3. Tussen partijen is niet in geschil dat het beroepsschrift te laat is ingediend. Enkel de vraag of er sprake is van verschoonbaarheid van deze te late indiening is in geschil. De rechtbank heeft geoordeeld dat de door opposant naar voren gebrachte omstandigheden, de medische situatie van opposant alsook zijn verblijf in Vietnam, niet leiden tot de conclusie dat er sprake is van een verschoonbare termijnoverschrijding. De rechtbank heeft begrip voor de situatie van opposant, maar de rechtspraak hierover is heel streng. De Afdeling bestuursrechtspraak van de Raad van State, dat is de hoogste bestuursrechter in dit soort zaken, heeft beslist dat als iemand door zijn medische situatie niet in staat is om op tijd beroep te maken, van diegene kan worden verwacht dat hij iemand inschakelt die zijn belangen kan behartigen. Als iemand dat niet doet, komt dat voor zijn risico.
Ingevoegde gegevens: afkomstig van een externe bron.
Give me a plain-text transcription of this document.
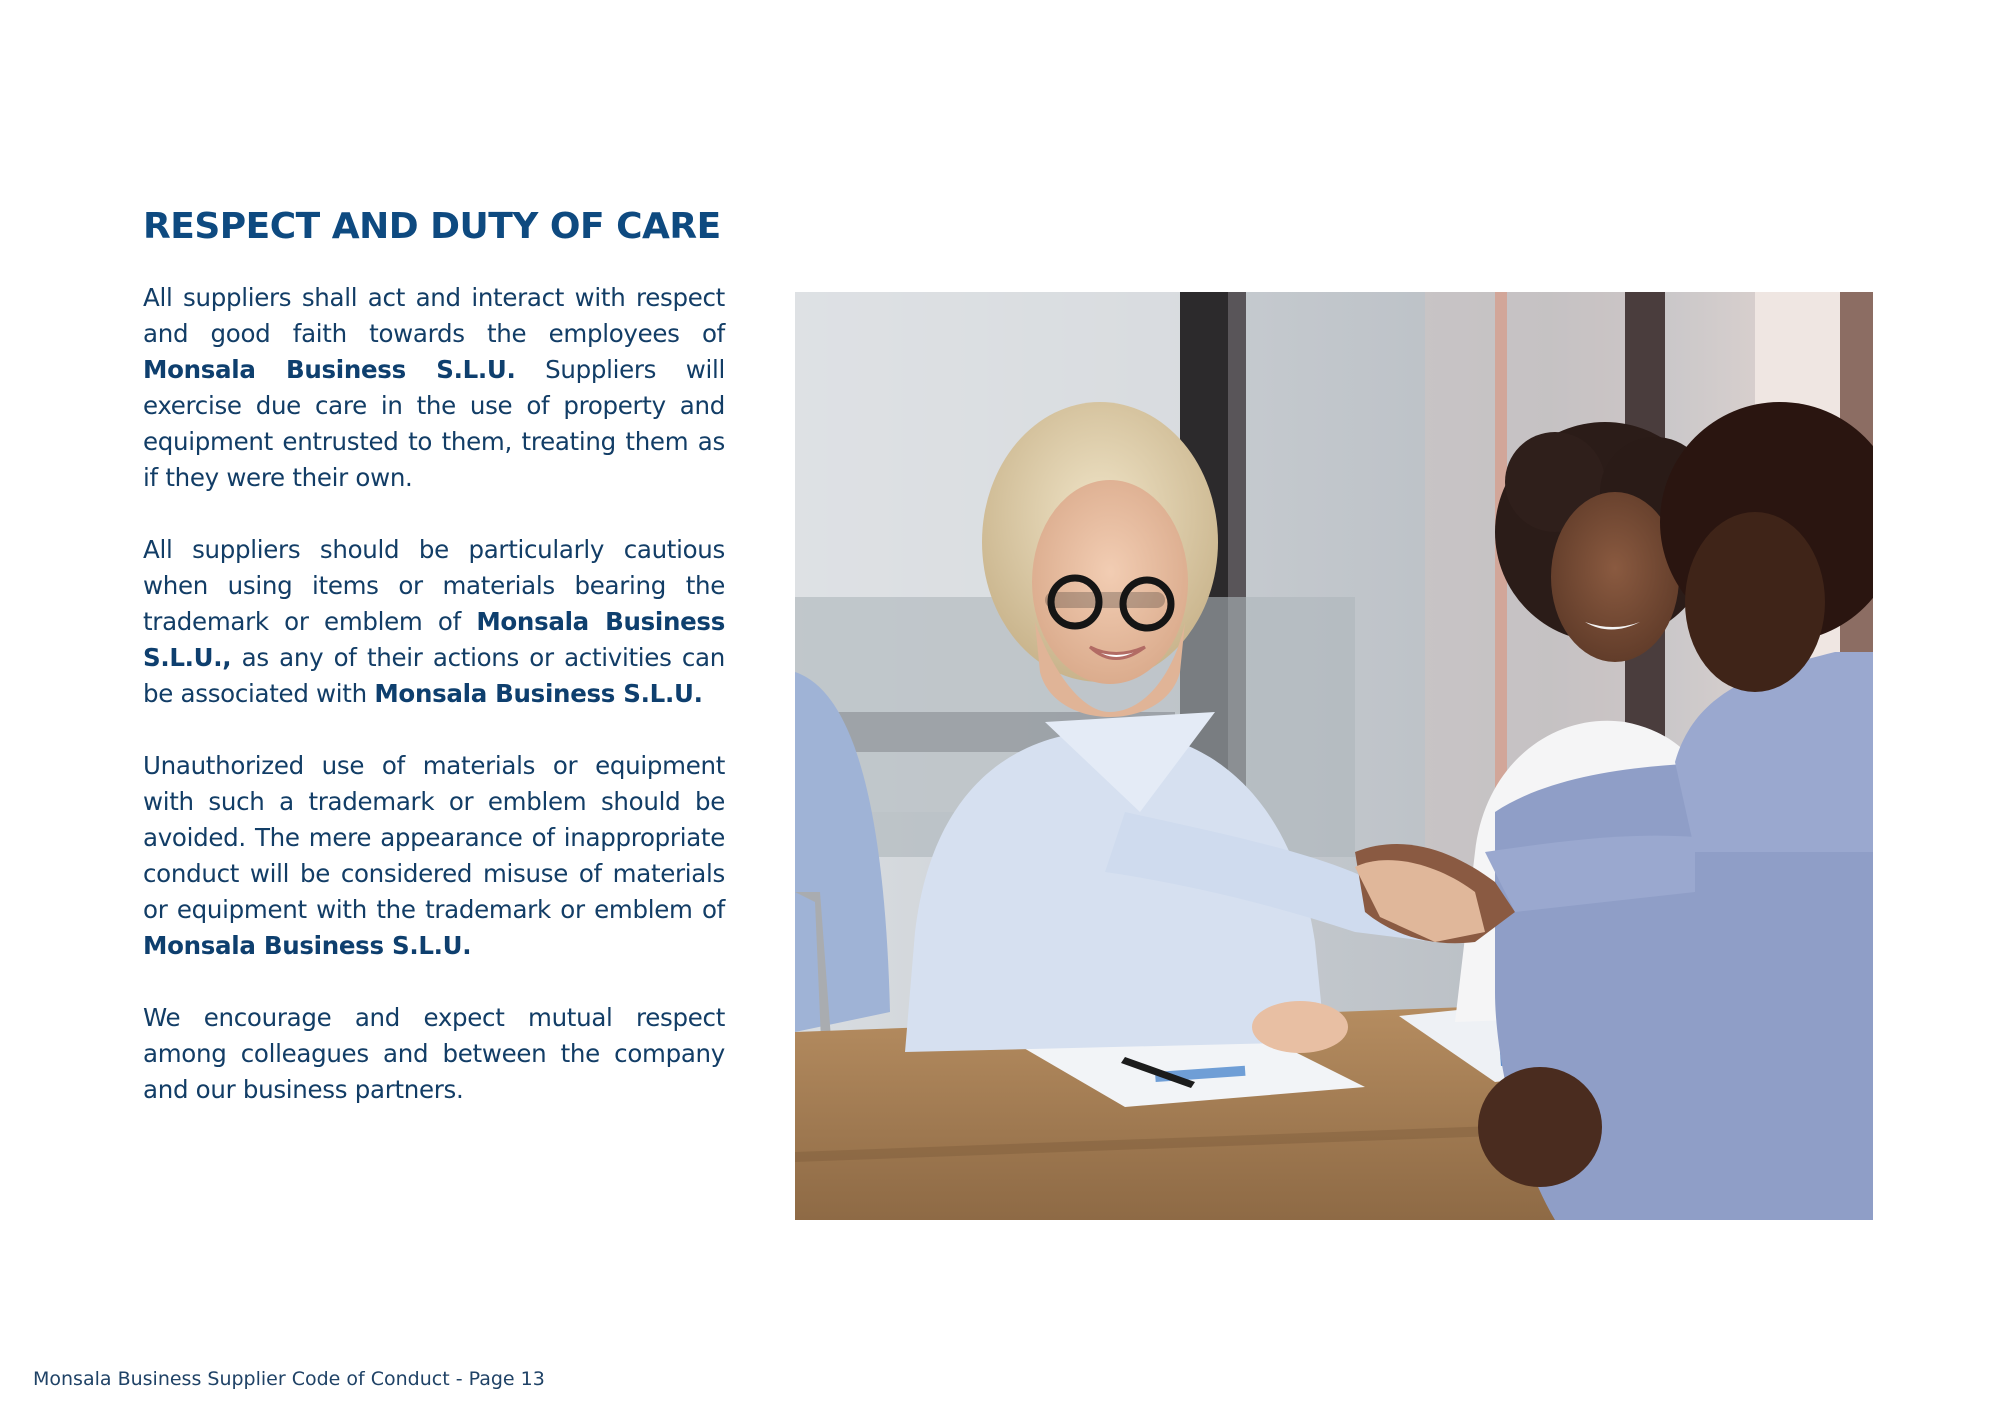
RESPECT AND DUTY OF CARE

All suppliers shall act and interact with respect and good faith towards the employees of Monsala Business S.L.U. Suppliers will exercise due care in the use of property and equipment entrusted to them, treating them as if they were their own.

All suppliers should be particularly cautious when using items or materials bearing the trademark or emblem of Monsala Business S.L.U., as any of their actions or activities can be associated with Monsala Business S.L.U.

Unauthorized use of materials or equipment with such a trademark or emblem should be avoided. The mere appearance of inappropriate conduct will be considered misuse of materials or equipment with the trademark or emblem of Monsala Business S.L.U.

We encourage and expect mutual respect among colleagues and between the company and our business partners.

Monsala Business Supplier Code of Conduct - Page 13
Alleen in zeer bijzondere gevallen, als iemand aannemelijk kan maken dat hij geen mogelijkheid had om een belangenbehartiger in te schakelen, kan een uitzondering worden gemaakt. Ter zitting is duidelijk geworden de heer [A] de post van opposant heeft verzorgd en dat hij ook het besluit op 19 augustus 2020 heeft ontvangen. Dat de heer [A] opposant vervolgens niet kon bereiken om te overleggen over het instellen van beroep komt voor risico van opposant. De rechtbank onderschrijft dan ook rechtsoverweging 4 van de uitspraak van 14 januari 2021.
4. De rechtbank heeft terecht besloten om de uitspraak van 14 januari 2021 op grond van artikel 8:54 van de Awb zonder een zitting te doen, omdat er geen twijfel over de uitkomst van de zaak was.
5. Dit betekent dat het verzet ongegrond is en dat de uitspraak van de rechtbank van 14 januari 2021 in stand blijft.
6. Voor een vergoeding van proceskosten bestaat geen aanleiding.

Beslissing

De rechtbank verklaart het verzet ongegrond.
Deze uitspraak is gedaan door mr. L.M. Reijnierse, rechter, in aanwezigheid van O. Asafiati, griffier
.De beslissing is in het openbaar uitgesproken op 18 juni 2021 en zal openbaar worden gemaakt door publicatie op rechtspraak.nl.
griffier rechter
Afschrift verzonden aan partijen op:

Tegen deze uitspraak kunt u niet in hoger beroep.